Background: One implicit assumption in most linkage analysis is that live-born siblings unselected for a phenotype do not share alleles greater than the Mendelian expectation at any particular locus. However, since most families are recruited for genetic studies because of the presence of disease, there is little data available to confirm that this is the case. We hypothesized that loci that behave in a non-Mendelian fashion could be identified using genotype data from the Framingham Heart Study families. We tested the hypothesis that live-born sibs, either stratified by or irrespective of gender, demonstrate excess sharing of alleles on the autosomes, i.e., transmission ratio distortion. Multipoint linkage analysis of siblings either according to gender or not was performed using an allele-sharing method. Such observations may have implications for the mapping of loci for complex disease and quantitative traits in human pedigrees.

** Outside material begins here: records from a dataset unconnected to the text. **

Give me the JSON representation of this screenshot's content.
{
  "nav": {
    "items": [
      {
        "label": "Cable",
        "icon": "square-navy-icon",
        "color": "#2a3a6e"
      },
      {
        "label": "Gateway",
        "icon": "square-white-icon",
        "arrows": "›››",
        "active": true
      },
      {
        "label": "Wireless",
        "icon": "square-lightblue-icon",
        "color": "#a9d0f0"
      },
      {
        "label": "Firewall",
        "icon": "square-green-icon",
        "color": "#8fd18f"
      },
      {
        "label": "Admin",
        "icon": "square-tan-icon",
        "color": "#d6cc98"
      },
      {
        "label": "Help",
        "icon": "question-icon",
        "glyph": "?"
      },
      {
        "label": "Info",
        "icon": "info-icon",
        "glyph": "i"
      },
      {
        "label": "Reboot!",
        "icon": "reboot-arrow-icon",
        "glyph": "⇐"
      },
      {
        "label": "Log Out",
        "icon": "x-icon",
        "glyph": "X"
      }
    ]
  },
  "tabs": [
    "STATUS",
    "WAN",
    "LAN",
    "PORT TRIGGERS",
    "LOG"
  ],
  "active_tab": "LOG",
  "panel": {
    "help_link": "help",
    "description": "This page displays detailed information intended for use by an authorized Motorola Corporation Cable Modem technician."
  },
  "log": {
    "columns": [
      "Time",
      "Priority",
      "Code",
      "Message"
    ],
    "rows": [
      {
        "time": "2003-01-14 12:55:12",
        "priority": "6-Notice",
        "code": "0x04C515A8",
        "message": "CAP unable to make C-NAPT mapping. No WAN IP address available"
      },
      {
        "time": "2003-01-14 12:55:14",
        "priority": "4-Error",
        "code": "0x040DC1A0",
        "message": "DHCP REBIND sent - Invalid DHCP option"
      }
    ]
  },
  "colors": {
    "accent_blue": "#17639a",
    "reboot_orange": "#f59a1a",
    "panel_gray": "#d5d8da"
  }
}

Results: No results that reached genome-wide significance were observed. However, four regions demonstrated excess sharing of alleles at p < 0.002 when sibships were stratified by gender-three of which were present in males. Of note, a female-specific locus co-localized with region that is linked to mean systolic blood pressure in the same families. In addition, three other regions demonstrated excess sharing of alleles in sibships irrespective of gender, including a region on chromosome 10p14-p15 (p = 7.5 x 10(-4)).
Conclusion: Although no loci meeting genome-wide significance were detected to demonstrate transmission ratio distortion, loci with suggestive evidence for linkage were detected. These may have implications for the mapping of susceptibility loci for complex disease in human pedigrees.